May 22, 2011
San Miguel Allende, Guanajuato, Mexico
Well the world didn’t end last night, so we can all breathe a sigh of relief, or have a brief chuckle, depending on your preferences. I was sitting in the town square and thinking about the many influences that come together to make this small city in central Mexico the jewel that it is. There was a light show and it was fantastic. Pulsing images climbed the cathedral. La Virgen Maria made an appearance, as well as Hidalgo. It was Saturday night and I saw worlds collide. I had to pinch myself to remember that I wasn’t at the Fillmore West in 1969 listening to and watching John Mayall spin his magic.
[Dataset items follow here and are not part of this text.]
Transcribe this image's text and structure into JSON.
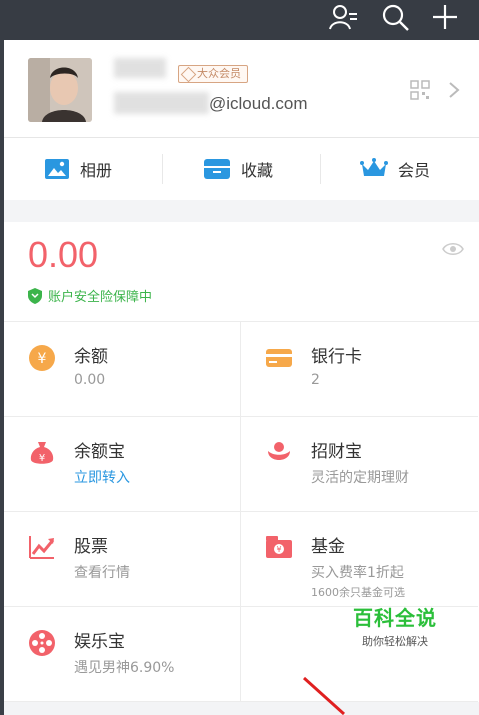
{
  "profile": {
    "vip_label": "大众会员",
    "email": "@icloud.com"
  },
  "quick_links": [
    {
      "label": "相册",
      "icon": "photo-album-icon"
    },
    {
      "label": "收藏",
      "icon": "favorites-icon"
    },
    {
      "label": "会员",
      "icon": "crown-icon"
    }
  ],
  "assets": {
    "balance": "0.00",
    "security": "账户安全险保障中"
  },
  "grid": [
    {
      "title": "余额",
      "sub": "0.00",
      "icon": "yuan-coin-icon"
    },
    {
      "title": "银行卡",
      "sub": "2",
      "icon": "bank-card-icon"
    },
    {
      "title": "余额宝",
      "sub": "立即转入",
      "icon": "money-bag-icon"
    },
    {
      "title": "招财宝",
      "sub": "灵活的定期理财",
      "icon": "zhaocaibao-icon"
    },
    {
      "title": "股票",
      "sub": "查看行情",
      "icon": "stock-chart-icon"
    },
    {
      "title": "基金",
      "sub": "买入费率1折起",
      "sub2": "1600余只基金可选",
      "icon": "fund-icon"
    },
    {
      "title": "娱乐宝",
      "sub": "遇见男神6.90%",
      "icon": "film-reel-icon"
    }
  ],
  "watermark": {
    "title": "百科全说",
    "subtitle": "助你轻松解决"
  },
  "colors": {
    "accent_red": "#f2626a",
    "link_blue": "#2a97e0",
    "safe_green": "#3cb44b"
  }
}
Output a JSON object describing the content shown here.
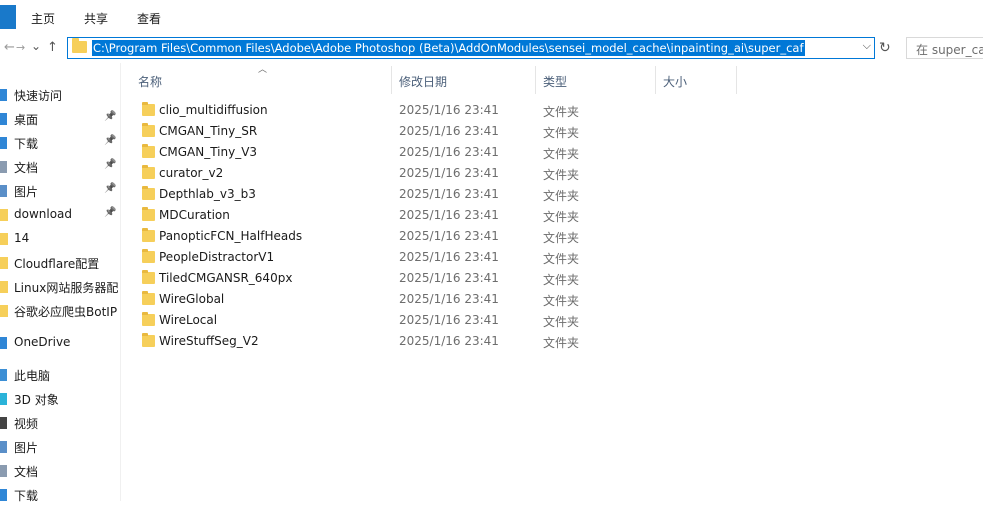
{
  "ribbon": {
    "tabs": [
      "主页",
      "共享",
      "查看"
    ]
  },
  "nav": {
    "back": "←",
    "forward": "→",
    "recent": "⌄",
    "up": "↑"
  },
  "address": {
    "path": "C:\\Program Files\\Common Files\\Adobe\\Adobe Photoshop (Beta)\\AddOnModules\\sensei_model_cache\\inpainting_ai\\super_caf"
  },
  "search": {
    "placeholder": "在 super_ca"
  },
  "sidebar": {
    "items": [
      {
        "label": "快速访问",
        "icon": "star-icon",
        "pinned": false
      },
      {
        "label": "桌面",
        "icon": "desktop-icon",
        "pinned": true
      },
      {
        "label": "下载",
        "icon": "download-icon",
        "pinned": true
      },
      {
        "label": "文档",
        "icon": "document-icon",
        "pinned": true
      },
      {
        "label": "图片",
        "icon": "picture-icon",
        "pinned": true
      },
      {
        "label": "download",
        "icon": "folder-icon",
        "pinned": true
      },
      {
        "label": "14",
        "icon": "folder-icon",
        "pinned": false
      },
      {
        "label": "Cloudflare配置",
        "icon": "folder-icon",
        "pinned": false
      },
      {
        "label": "Linux网站服务器配",
        "icon": "folder-icon",
        "pinned": false
      },
      {
        "label": "谷歌必应爬虫BotIP",
        "icon": "folder-icon",
        "pinned": false
      },
      {
        "label": "OneDrive",
        "icon": "cloud-icon",
        "pinned": false
      },
      {
        "label": "此电脑",
        "icon": "computer-icon",
        "pinned": false
      },
      {
        "label": "3D 对象",
        "icon": "cube-icon",
        "pinned": false
      },
      {
        "label": "视频",
        "icon": "video-icon",
        "pinned": false
      },
      {
        "label": "图片",
        "icon": "picture-icon",
        "pinned": false
      },
      {
        "label": "文档",
        "icon": "document-icon",
        "pinned": false
      },
      {
        "label": "下载",
        "icon": "download-icon",
        "pinned": false
      }
    ]
  },
  "columns": {
    "name": "名称",
    "modified": "修改日期",
    "type": "类型",
    "size": "大小"
  },
  "files": [
    {
      "name": "clio_multidiffusion",
      "date": "2025/1/16 23:41",
      "type": "文件夹"
    },
    {
      "name": "CMGAN_Tiny_SR",
      "date": "2025/1/16 23:41",
      "type": "文件夹"
    },
    {
      "name": "CMGAN_Tiny_V3",
      "date": "2025/1/16 23:41",
      "type": "文件夹"
    },
    {
      "name": "curator_v2",
      "date": "2025/1/16 23:41",
      "type": "文件夹"
    },
    {
      "name": "Depthlab_v3_b3",
      "date": "2025/1/16 23:41",
      "type": "文件夹"
    },
    {
      "name": "MDCuration",
      "date": "2025/1/16 23:41",
      "type": "文件夹"
    },
    {
      "name": "PanopticFCN_HalfHeads",
      "date": "2025/1/16 23:41",
      "type": "文件夹"
    },
    {
      "name": "PeopleDistractorV1",
      "date": "2025/1/16 23:41",
      "type": "文件夹"
    },
    {
      "name": "TiledCMGANSR_640px",
      "date": "2025/1/16 23:41",
      "type": "文件夹"
    },
    {
      "name": "WireGlobal",
      "date": "2025/1/16 23:41",
      "type": "文件夹"
    },
    {
      "name": "WireLocal",
      "date": "2025/1/16 23:41",
      "type": "文件夹"
    },
    {
      "name": "WireStuffSeg_V2",
      "date": "2025/1/16 23:41",
      "type": "文件夹"
    }
  ],
  "colors": {
    "accent": "#0078d7",
    "folder": "#f6cf5a",
    "file_tab": "#1979ca"
  }
}
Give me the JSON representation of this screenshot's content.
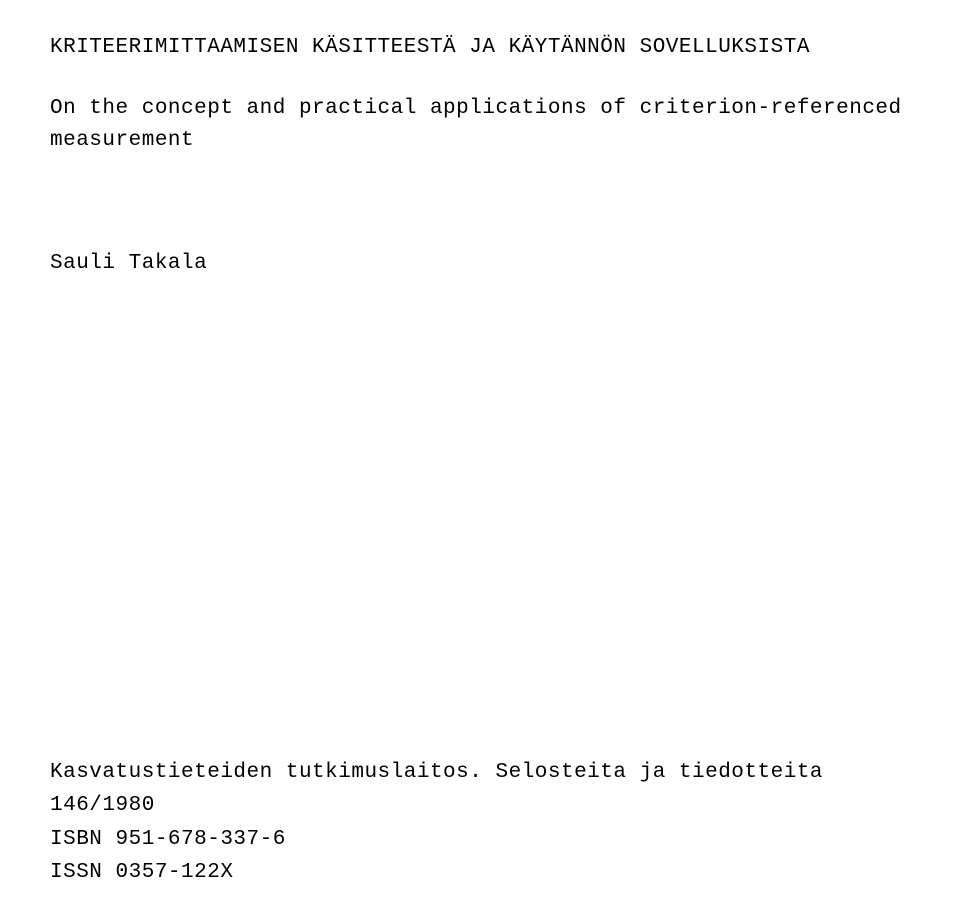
{
  "title": "KRITEERIMITTAAMISEN KÄSITTEESTÄ JA KÄYTÄNNÖN SOVELLUKSISTA",
  "subtitle_line1": "On the concept and practical applications of criterion-referenced",
  "subtitle_line2": "measurement",
  "author": "Sauli Takala",
  "footer": {
    "publisher": "Kasvatustieteiden tutkimuslaitos. Selosteita ja tiedotteita 146/1980",
    "isbn": "ISBN 951-678-337-6",
    "issn": "ISSN 0357-122X"
  }
}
This was different, but not different enough that I couldn’t see the trains of my life weaving themselves together.
It was near San Miguel Allende in 1968 that Beat pivot man Neal Cassady died. While Cassady did not leave a voluminous body of work, the writings that he inspired and the people who looked to him as their leader changed America forever. Jack Kerouac, Ken Kesey, Hunter Thompson, the Grateful Dead, were all on Cassady’s bus. Cassady was a leader, but the opposite of a Guru. His message was live your own life, and don’t wait for permission. If you want to go, get on the bus, if you don’t, get off. Even more than Peace and Love the 60s were about freedom, and Neal Cassady was perhaps the freest of them all.
San Miguel Allende is a paradox. It is the closest thing to Europe that I have seen outside of Europe, but it has not lost in Mexicaness. Many Americans, Canadians and Europeans now call this small city home. There are luxury condominiums and villas at every turn, but the show Saturday night was Mexico.
Many Americans get their view of Mexico from the tabloids. Shocked and scandalized by the brutality of the “narcotraficantes” that bombards their news broadcasts. There is little or no difference on what is going on in Mexico today with what went on in the 20s and 30s with alcohol prohibition. But that’s another story.
I get my news from John Stewart and Stephen Colbert. I get it the next day off the internet and wonder how long their corporate masters will allow them to continue. The one thing power cannot abide is ridicule. Colbert and Stewart are too young to remember what happened to the Smothers Brothers in the 60s. Their pointed barbs proved too much to bear for the power structure. And in case people forget that power structure was the Democratic Party, the Democratic Party of Jim Crow, until Lyndon Johnson took a stab at finally fulfilling the American promise of universal equality.
Johnson’s great misfortune or error or whatever you wish to call it is that he tried to champion universal civil rights at the same time that he sought to be the good soldier against the communist threat in Asia. He knew that pushing the Civil Rights Act was sacrificing his party’s dominance, but I believe he went ahead and did it for principal. The bigots ran into the open arms of the Republicans and have now destroyed the party of Lincoln. The “Left” ran away because of Viet Nam, and Johnson was isolated and left office rather than face defeat. Johnson had feet of clay as many great men do, but more than anyone he was responsible for the election of my cousin Barack Obama as president. We are in tumultuous times again. The forces of corporate greed have enrolled the disaffected Dixie diehards as their foot soldiers and seek to turn the once proud party of Lincoln and TR into a fascist shell of its former self. I hope that Stewart and Colbert don’t go the way of the Smothers Brothers, or worse, Lenny Bruce. The movie Lenny was on the other night and I watched it for the first time in many years.
My goal here is to pull a Ben Franklin. I’m in San Miguel Allende to see if I can become of some use to the community, and thereby earn a living. The Mexicans of this town still know what it is to pay your own way by contributing, and that’s what I intend to do. And the light shows are pure gravy, or should I say salsa.
And Neal Cassady’s road continues. He is probably better known today than when he died. Kerouc et al have come alive to a whole new generation of writers and poets. Perhaps death is what Walter Russell called being refolded. Nothing ends, it just gets repurposed and seen from a different point of view. Cassady is still moving and he has moved some of us to the point that our trajectory is so influenced by his trajectory that we don’t perceive his movement.